Have you seen the Cardiff Giant? I had seen him many years ago and then again last weekend when we visited The Farmer’s Museum in Cooperstown, New York. I believe there were once giants, don’t you? The reason I ask this is because the Cardiff Giant
came into being over an argument about whether giants ever existed. George Hull, an atheist and cigar manufacturer debated with a Methodist minister, who believed there were giants. Hull remembered Genesis 6:4 and its reference to “giants in the earth.” He wondered if he buried a stone giant in the ground would people be convinced that the statue was a petrified giant? He decided to find out.
Hull hired men to carve a 10 foot tall giant out of a block of gypsum. This was all done in secret and when the figure was finished, Hull washed it with sulfuric acid and pounded it with darning needles to make it look old. What was this man thinking that moved him to the extent he went to? It cost him $2600 and Hull figured that enough people would want to see it for him to make a profit. Ridiculous! Don’t you think so? Well, let’s go on with our story.
Unbeknown to a cousin, William Newell, the giant hoax was buried in his yard in Cardiff, New York. It had been transported there by rail and Hull hoped that residents would soon forget the heavily loaded wagon that rolled through town that day. He waited one year before proceeding with his plans. He was allowing for the dirt to settle around his burial plot and for brush to grow there. Then on October 16,1869, Newell hired two men to dig a well. They found the giant. One of the men exclaimed, “I declare, some old Indian has been buried here.”

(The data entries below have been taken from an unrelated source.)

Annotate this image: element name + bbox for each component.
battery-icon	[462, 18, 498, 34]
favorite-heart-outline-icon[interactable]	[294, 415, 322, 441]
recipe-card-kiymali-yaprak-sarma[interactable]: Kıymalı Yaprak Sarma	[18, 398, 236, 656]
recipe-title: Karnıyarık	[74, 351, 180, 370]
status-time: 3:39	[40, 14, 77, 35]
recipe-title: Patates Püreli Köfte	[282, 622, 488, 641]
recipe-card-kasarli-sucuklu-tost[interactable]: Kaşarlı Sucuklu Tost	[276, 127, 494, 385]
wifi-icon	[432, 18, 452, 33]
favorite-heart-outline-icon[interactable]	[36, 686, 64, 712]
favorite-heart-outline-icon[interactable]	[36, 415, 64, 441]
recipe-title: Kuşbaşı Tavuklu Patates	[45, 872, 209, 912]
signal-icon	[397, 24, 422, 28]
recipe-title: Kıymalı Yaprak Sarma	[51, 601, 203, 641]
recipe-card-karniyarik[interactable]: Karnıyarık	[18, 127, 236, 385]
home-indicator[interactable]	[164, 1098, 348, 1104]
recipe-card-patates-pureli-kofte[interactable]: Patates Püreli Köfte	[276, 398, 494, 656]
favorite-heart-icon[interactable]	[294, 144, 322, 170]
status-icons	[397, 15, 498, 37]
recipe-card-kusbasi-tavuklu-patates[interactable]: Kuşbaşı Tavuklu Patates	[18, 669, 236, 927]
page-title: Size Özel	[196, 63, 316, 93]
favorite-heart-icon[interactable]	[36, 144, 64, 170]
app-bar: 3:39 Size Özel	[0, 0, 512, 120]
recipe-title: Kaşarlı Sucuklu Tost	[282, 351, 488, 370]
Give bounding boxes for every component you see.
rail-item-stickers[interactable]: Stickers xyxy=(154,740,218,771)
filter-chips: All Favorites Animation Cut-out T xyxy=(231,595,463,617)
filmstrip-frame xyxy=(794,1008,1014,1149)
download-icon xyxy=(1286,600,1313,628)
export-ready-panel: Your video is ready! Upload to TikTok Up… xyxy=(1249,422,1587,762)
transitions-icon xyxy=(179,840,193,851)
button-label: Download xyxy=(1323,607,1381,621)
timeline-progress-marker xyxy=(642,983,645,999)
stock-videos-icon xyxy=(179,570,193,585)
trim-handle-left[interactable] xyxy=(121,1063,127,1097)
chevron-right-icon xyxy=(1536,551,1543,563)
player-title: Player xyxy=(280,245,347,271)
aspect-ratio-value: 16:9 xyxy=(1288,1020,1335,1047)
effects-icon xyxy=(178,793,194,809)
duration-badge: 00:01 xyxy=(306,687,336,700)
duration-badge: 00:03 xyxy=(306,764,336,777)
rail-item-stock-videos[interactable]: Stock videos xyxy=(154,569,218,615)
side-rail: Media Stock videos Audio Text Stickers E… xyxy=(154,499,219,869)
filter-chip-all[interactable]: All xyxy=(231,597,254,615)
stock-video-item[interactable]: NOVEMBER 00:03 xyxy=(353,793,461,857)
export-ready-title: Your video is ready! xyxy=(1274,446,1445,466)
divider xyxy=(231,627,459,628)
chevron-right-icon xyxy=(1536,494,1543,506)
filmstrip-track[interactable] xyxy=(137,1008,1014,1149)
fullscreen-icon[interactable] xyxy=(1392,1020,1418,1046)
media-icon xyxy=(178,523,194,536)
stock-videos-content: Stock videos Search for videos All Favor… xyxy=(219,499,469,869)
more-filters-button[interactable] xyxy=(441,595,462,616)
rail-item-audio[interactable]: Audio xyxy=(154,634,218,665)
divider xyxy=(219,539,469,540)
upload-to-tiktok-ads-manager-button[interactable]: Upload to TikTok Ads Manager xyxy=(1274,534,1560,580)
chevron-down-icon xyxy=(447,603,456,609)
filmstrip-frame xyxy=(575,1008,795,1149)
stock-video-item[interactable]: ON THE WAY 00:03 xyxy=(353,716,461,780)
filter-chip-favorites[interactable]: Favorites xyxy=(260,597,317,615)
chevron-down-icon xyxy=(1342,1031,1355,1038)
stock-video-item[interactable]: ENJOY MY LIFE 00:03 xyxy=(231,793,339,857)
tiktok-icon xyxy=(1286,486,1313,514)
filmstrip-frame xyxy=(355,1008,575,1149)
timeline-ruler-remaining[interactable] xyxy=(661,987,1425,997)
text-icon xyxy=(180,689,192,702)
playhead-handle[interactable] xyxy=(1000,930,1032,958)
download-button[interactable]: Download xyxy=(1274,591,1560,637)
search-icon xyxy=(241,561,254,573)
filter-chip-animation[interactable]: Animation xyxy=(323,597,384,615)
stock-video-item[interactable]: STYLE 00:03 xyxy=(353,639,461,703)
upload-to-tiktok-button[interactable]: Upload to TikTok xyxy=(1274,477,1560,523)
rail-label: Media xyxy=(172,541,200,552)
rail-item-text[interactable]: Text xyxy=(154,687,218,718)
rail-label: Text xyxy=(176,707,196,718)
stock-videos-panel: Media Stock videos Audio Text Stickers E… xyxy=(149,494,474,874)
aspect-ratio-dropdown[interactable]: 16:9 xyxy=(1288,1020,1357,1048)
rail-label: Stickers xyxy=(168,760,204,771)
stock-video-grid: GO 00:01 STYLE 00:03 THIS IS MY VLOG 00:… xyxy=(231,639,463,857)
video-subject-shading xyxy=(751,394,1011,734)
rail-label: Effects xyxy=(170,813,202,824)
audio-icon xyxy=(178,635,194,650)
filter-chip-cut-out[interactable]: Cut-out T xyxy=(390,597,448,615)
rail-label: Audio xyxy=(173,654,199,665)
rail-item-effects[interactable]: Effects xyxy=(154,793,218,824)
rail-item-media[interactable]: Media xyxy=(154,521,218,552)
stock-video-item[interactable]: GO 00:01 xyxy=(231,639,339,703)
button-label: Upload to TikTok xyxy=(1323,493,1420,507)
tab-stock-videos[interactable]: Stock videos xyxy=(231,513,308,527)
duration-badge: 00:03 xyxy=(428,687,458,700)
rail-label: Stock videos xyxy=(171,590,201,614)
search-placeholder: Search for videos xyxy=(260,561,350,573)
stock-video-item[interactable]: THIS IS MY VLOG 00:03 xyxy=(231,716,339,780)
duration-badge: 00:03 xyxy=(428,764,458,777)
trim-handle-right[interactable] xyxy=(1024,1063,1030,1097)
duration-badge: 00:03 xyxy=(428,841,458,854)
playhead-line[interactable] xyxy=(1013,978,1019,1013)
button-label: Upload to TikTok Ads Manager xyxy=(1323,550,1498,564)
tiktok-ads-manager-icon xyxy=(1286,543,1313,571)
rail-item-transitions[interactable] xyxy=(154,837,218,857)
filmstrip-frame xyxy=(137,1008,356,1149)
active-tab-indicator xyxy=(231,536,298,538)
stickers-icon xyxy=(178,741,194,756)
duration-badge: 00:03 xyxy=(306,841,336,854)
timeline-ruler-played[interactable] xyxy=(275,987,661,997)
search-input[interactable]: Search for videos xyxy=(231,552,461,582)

How did the public react to the finding of this fake giant? It was immediately denounced as a fraud, but not by all. People came by the wagon loads and were charged 25c cents to see it. A day later, the price was raised to 50 cents. A debate over its authenticity raged long enough for Hull to make $30,000 charging admission at 50 cent a peek. Eventually, he sold his part interest for $23,000 to a syndicate of five men who moved it to Syracuse,
New York. If you’ve ever read the history of P. T. Barnum, you are aware that he was always on the lookout for exhibits like this one that drew crowds. He offered to buy the giant for $50,000, that’s more than $800,000 in today’s money. He was refused, so he hired a man to model the giant’s shape in wax and create a plaster replica. He put his giant on display claiming that this was the real giant and Cardiff Giant was fake. It wasn’t until both giants appeared in New York City at the same time that the hoax was finally acknowledged by everyone. The Cardiff Giant appeared in the 1901 Pan-American Exposition, but did not attract much attention.
Later on, an Iowa publisher bought it to adorn his basement family room as a coffee table and conversation piece. After years of haggling, the New York Historical Association bought the giant for $30,000 and brought it to Cooperstown, where it now resides at the Farmers Museum. The small town of Cardiff, its original resting place, is nearby. At the
Farmer’s Museum, it lies just inside the entrance way to the museum, in a stately old, stone barn. Because my husband and I visited there, I got to see the Cardiff Giant for the second time. This time I paid greater attention to the display. If you decide to visit the giant hoax be sure to read all the copies of newspaper articles, posters and signs, written at the the time of its discovery. It is most interesting to note how people wanted to believe that it was not a hoax and how thousands flocked to see it. It’s second owner, David Hannum, sued P. T. Barnum for calling his giant a fake. The judge told him to get his giant to swear on his own genuineness in court if he wanted a favorable injunction. On February 2, 1870, both giants were revealed as fakes in court. The judge ruled that Barnum could not be sued for calling a fake giant a fake.
P.S. This story cannot end as yet, because Ty Marshall has just recently recreated his version of the Cardiff Giant and according to the Syracuse New Times, it will be on display, October 23 through the 31st of this year, at a local event and may be seen for a quarter. By the way, the giant sculpted for P. T. Barnum can be seen at Marvin’s Marvelous Mechanical Museum in Farmington Hills, Michigan. All three giants are fake, yet interest in them still remains.